«A certeza de que dou para o mal, pensava Joana. O que seria
então aquela sensação de força contida, pronta para rebentar em violência,
aquela sede de empregá-la de olhos fechados, inteira, com a segurança
irreflectida de uma fera? Não era no mal apenas que alguém podia respirar sem
medo, aceitando o ar e os pulmões? Nem o prazer me daria tanto prazer quanto o
mal, pensava ela surpreendida. Sentia dentro de si um animal perfeito, cheio de
inconsequências, de egoísmo e vitalidade. Lembrou-se do marido que
possivelmente a desconheceria nessa ideia. Tentou relembrar a figura de Otávio.

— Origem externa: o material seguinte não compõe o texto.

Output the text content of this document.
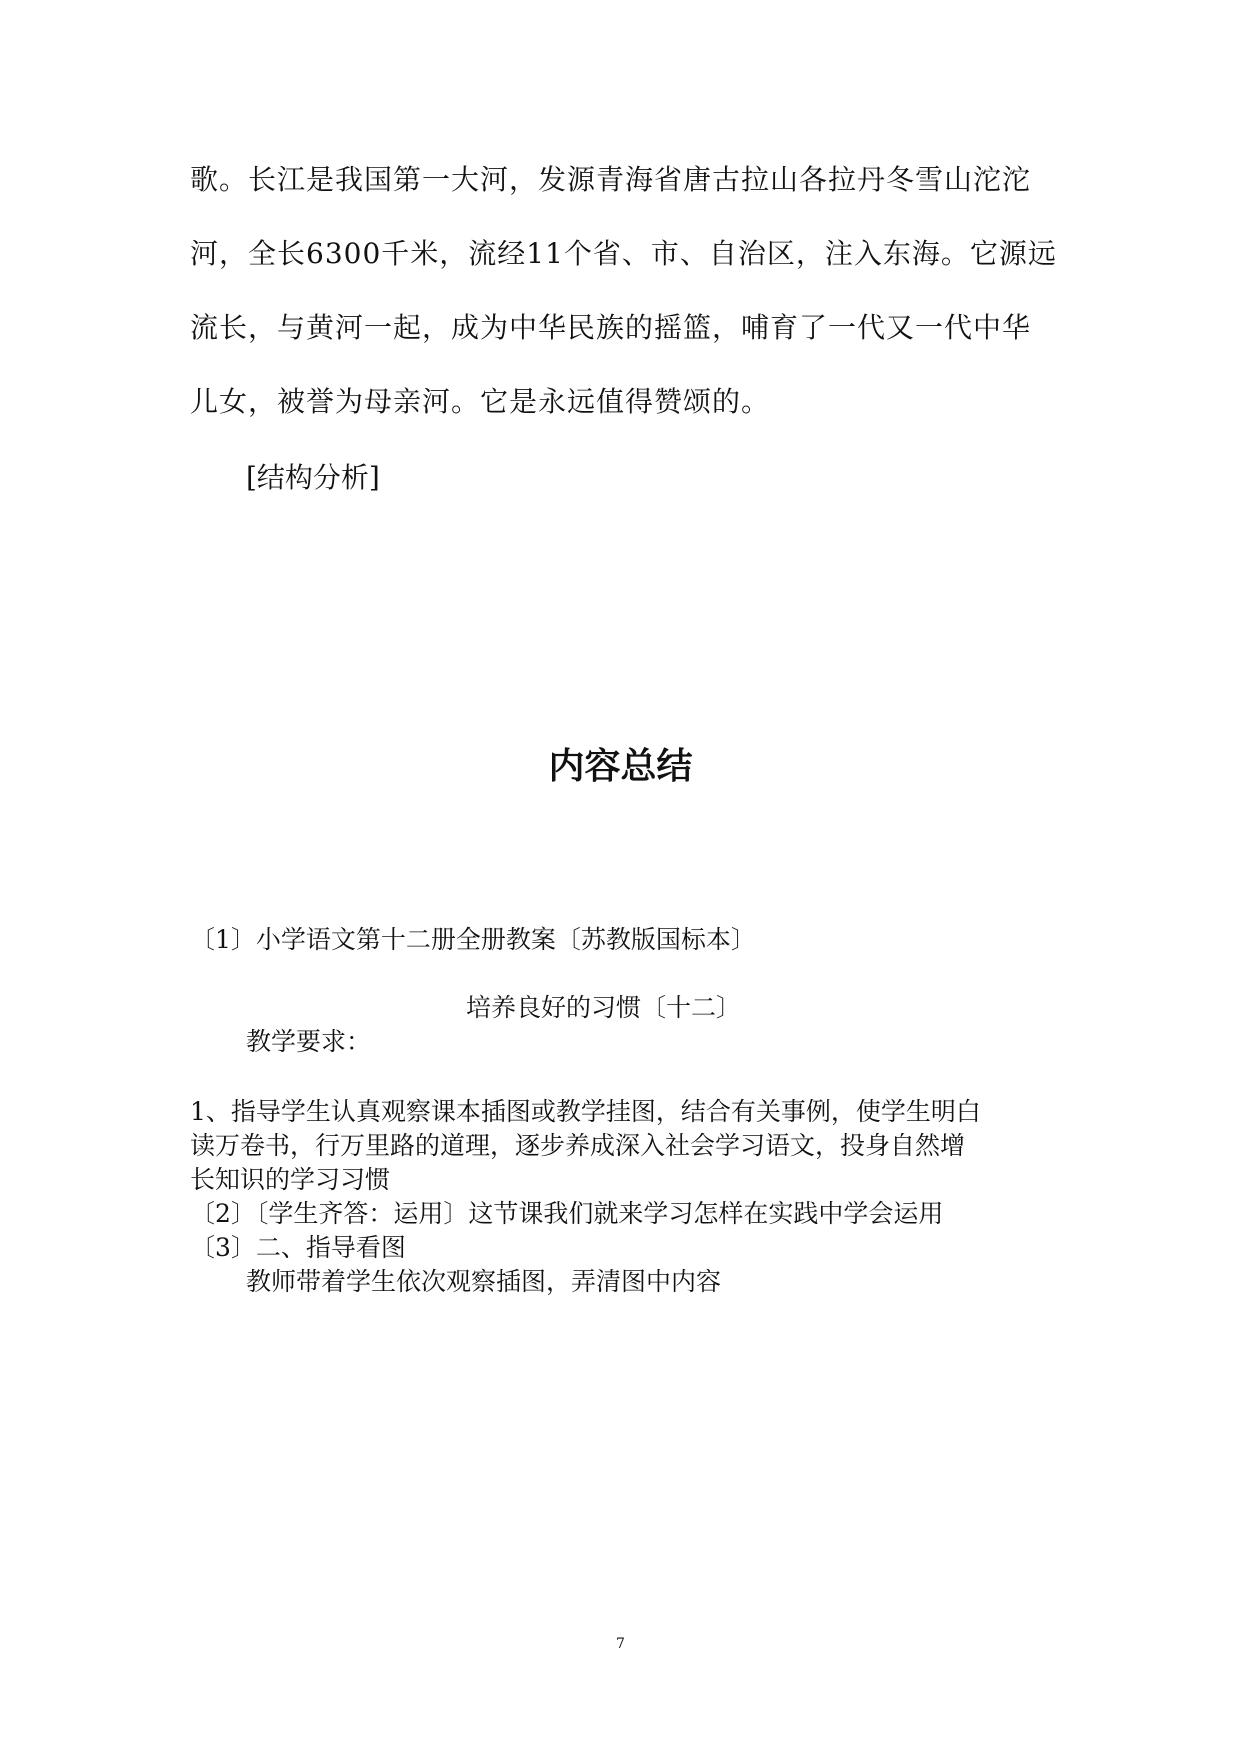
歌。长江是我国第一大河，发源青海省唐古拉山各拉丹冬雪山沱沱

河，全长6300千米，流经11个省、市、自治区，注入东海。它源远

流长，与黄河一起，成为中华民族的摇篮，哺育了一代又一代中华

儿女，被誉为母亲河。它是永远值得赞颂的。

[结构分析]

内容总结

〔1〕小学语文第十二册全册教案〔苏教版国标本〕

培养良好的习惯〔十二〕

教学要求：

1、指导学生认真观察课本插图或教学挂图，结合有关事例，使学生明白

读万卷书，行万里路的道理，逐步养成深入社会学习语文，投身自然增

长知识的学习习惯

〔2〕〔学生齐答：运用〕这节课我们就来学习怎样在实践中学会运用

〔3〕二、指导看图

教师带着学生依次观察插图，弄清图中内容

7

Mal, porém, sentia que ele saíra de casa, ela se transformava, concentrava-se
em si mesma e, como se apenas tivesse sido interrompida por ele, continuava
lentamente a viver o fio da infância, esquecia-o e movia-se pelos aposentos
profundamente só.»
Poucos livros conseguiram fixar de modo tão nítido as reacções mais íntimas de um ser humano, as suas sensações e descobertas, do que este primeiro romance de Clarice Lispector, então ainda uma adolescente.
"- Não sei...
- «Não sei» não é resposta. Aprenda a encontrar tudo o que existe dentro de voçê.
- Bom é viver..., balbuciou ela. Mau é...
- É?...
- Mau é não viver...
- Morrer? - Indagou ele.
- Não, não... - gemeu ela.
- O quê, então? Diga.
- Mau é não viver, só isso. Morrer já é outra coisa. Morrer é diferente do bom e do mau."